Anyone else remember him?

I read somewhere earlier that Mr Beggs is living in Menai having been the principle at Indifatigible. He was another splendid man with a great sense of humour and the ability to get the best from the laziest Middie (Me??)

Regards

Allan

Peter Martin
11th June 2007, 11:16
Hmmmm. Got my log on the shelf next to my desk. Transcribed two voyages and posted them on "All At Sea".

Strachan
22nd November 2011, 00:37
Cheddarnibbles,

I joined Ocean as a Middie in 75, and Mr Hudson was the boss at Aulis then, think he retired in about 76-77 when Terry Beggs took over.



Actually that name was Hutson :-)

Jardine
22nd November 2011, 09:13
Actually that name was Hutson :-)

We've got that right! I heard he had a son in T & J Harrisons?

Strachan
9th December 2011, 05:29
We've got that right! I heard he had a son in T & J Harrisons?

I don't know about his son, but the other fellow in the 6th Floor office was L. Richards who used to initial our Logbooks in red or green biro "LR". I believe he was a 2nd Mate who had eyesight trouble. Nice chap.

Jardine
10th December 2011, 10:27
I seem to recall a Second Mate who suffered serious injuries in a tween deck fall on the 'Ajax' or 'Antenor'. Adrian ????? (ginger haired). He ended up in Odyssey works training middies and deck boys.

Hugh Ferguson
2nd February 2012, 18:21
Midshipman's joining letter from Holts

Barrie Youde
2nd February 2012, 19:21
I still have my log-book, too; and also I recall receiving a similar letter from India Buildings in 1959, even though Alfred Holt & Co knew that my time in the company would be a mere twelve months or so before going into pilotage.

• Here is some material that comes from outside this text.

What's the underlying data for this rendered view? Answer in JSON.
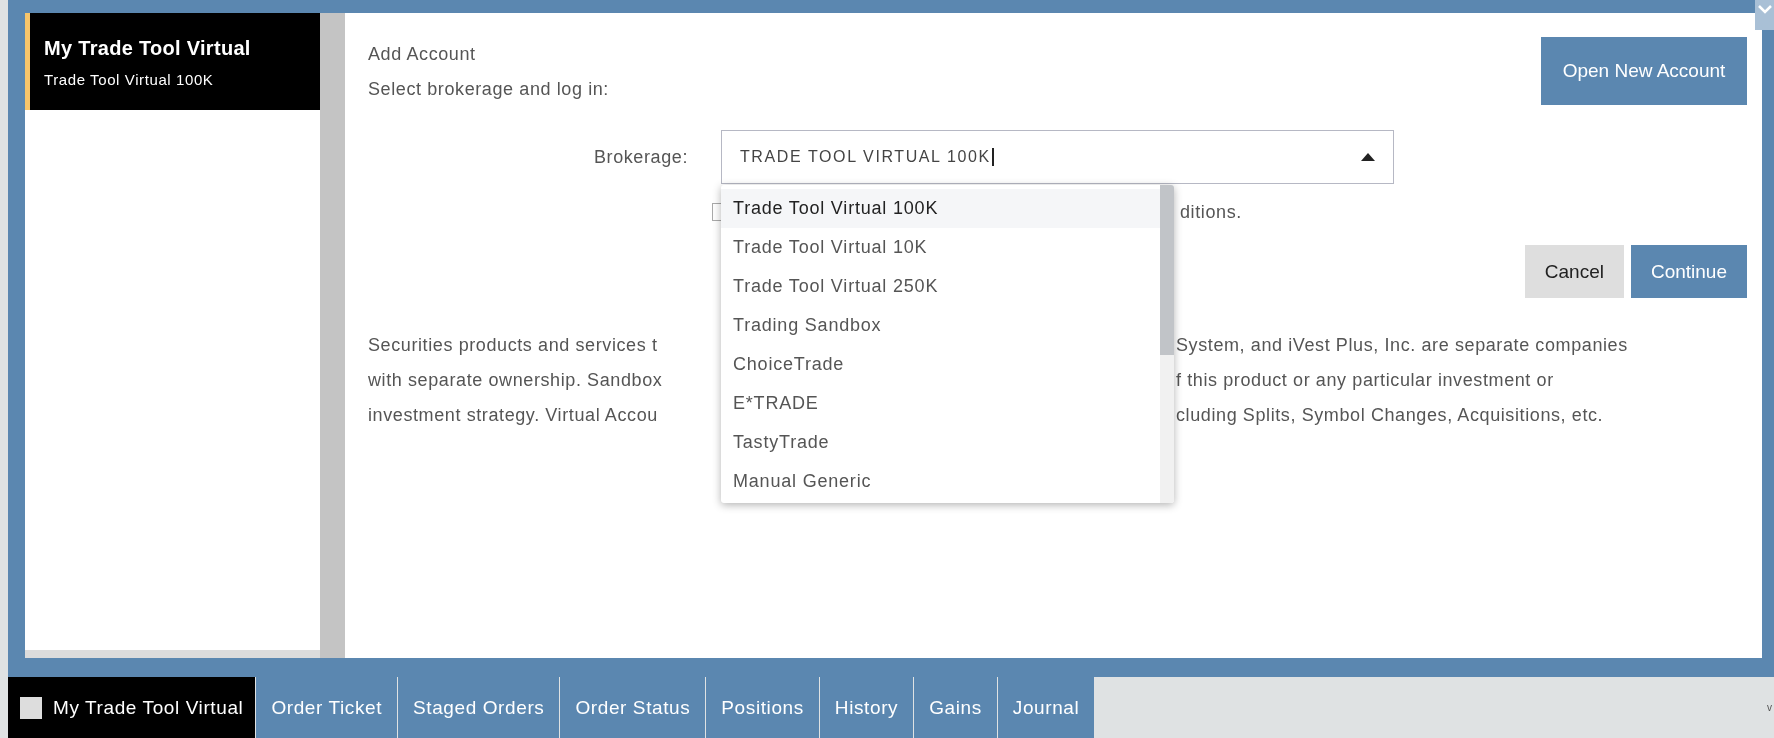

Being reminded of the warnings against the "vices which are all too apparent in the seaports of the world" reminds me of the shock-horror expressed by my dear Mama when she read a letter which I had sent home to my older brother describing in some detail my own experiences of some of those vices. Dear Mum said "How could the Captain allow you to go ashore so late at night?"

Dear Ma.

Ron Stringer
2nd February 2012, 23:13
Midshipman's joining letter from Holts

Reads like an excerpt from "Scouting For Boys" 1908, rather than an article of employment written in 1958.

trotterdotpom
2nd February 2012, 23:52
Sound advice except for the bit about not drinking p*ss.

John T

Tai Pan
3rd February 2012, 11:25
WE Radio Officers have done that, formed an association and we publish a quarterley journal, all contributions from members. so we are building a history, journal is on show at Greenwich and Liverpool museums. We need the history of the MN, how it actually was and not through some shore side writers imagination. good luck chaps.

cheddarnibbles
3rd February 2012, 13:11
Midshipman's joining letter from Holts

Thanks for that Hugh. It makes a pleasant change from the daily rubbish written about 'Costa Concordia'.

I have printed it off for my grandchildren.